In recent years, Huawei has done nothing but receive vetoes and restrictions from the United States when it comes to deploying its 5G technology or collaborating with other companies based in the American country.
This is due to suspicions by the US government of possible espionage. Now, however, everything can take a 180-degree turn, in an official statement the United States Department of Commerce and other agencies explain how the restrictions will be relaxed so that United States companies can work with Huawei in the development of 5G networks.
Huawei is currently the company with the largest technology and infrastructure in 5G worldwide. However, its deployment in the United States has been slowed down due to different clauses and vetoes it has received.
Being part of the blacklist in the United States, not only is your direct business limited there, but you also cannot collaborate with other big technology companies, such as Google, which is why we have Huawei phones without Google apps.

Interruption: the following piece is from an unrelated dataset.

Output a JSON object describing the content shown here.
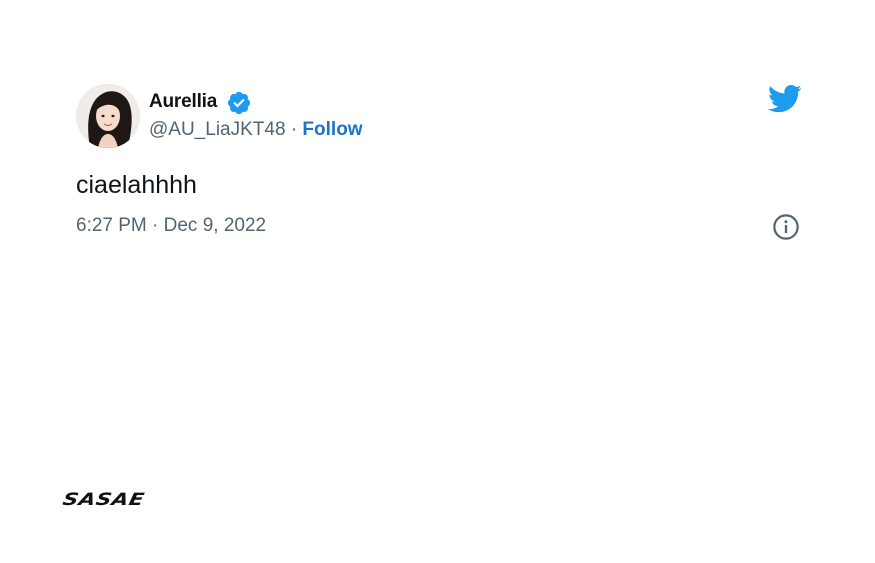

Defining 5G standards (with help from Huawei)
The idea of the current US government is for US-based companies to deploy 5G infrastructure across the country. These companies, however, do not have it so easy without the ability to collaborate and obtain technology from Huawei for it.
US Commerce Secretary Wilbur Ross explains to Reuters that the United States will not relinquish “leadership in global innovation” and hence they will take action.
What are these measurements? In a way, allow the big tech companies in the United States looking to develop 5G infrastructure to collaborate with Huawei to set standards for 5G networks. This rule change is pending approval by the United States Federal Register.
It is not clear if it will affect all kinds of collaborations or only those strictly related to 5G. That is, if we will see, for example, changes that directly affect the consumer, such as Google services on Huawei mobiles, or if these collaborations will only take place at the business level for the creation of 5G networks.
The veto of Huawei by the government of President Trump took place a little over a year ago and since then we have seen not one or two, but several postponements. On the other hand, it has also encouraged Huawei to create its own operating system by not being able to depend more on Google’s APIs. Side effects have also occurred in Europe.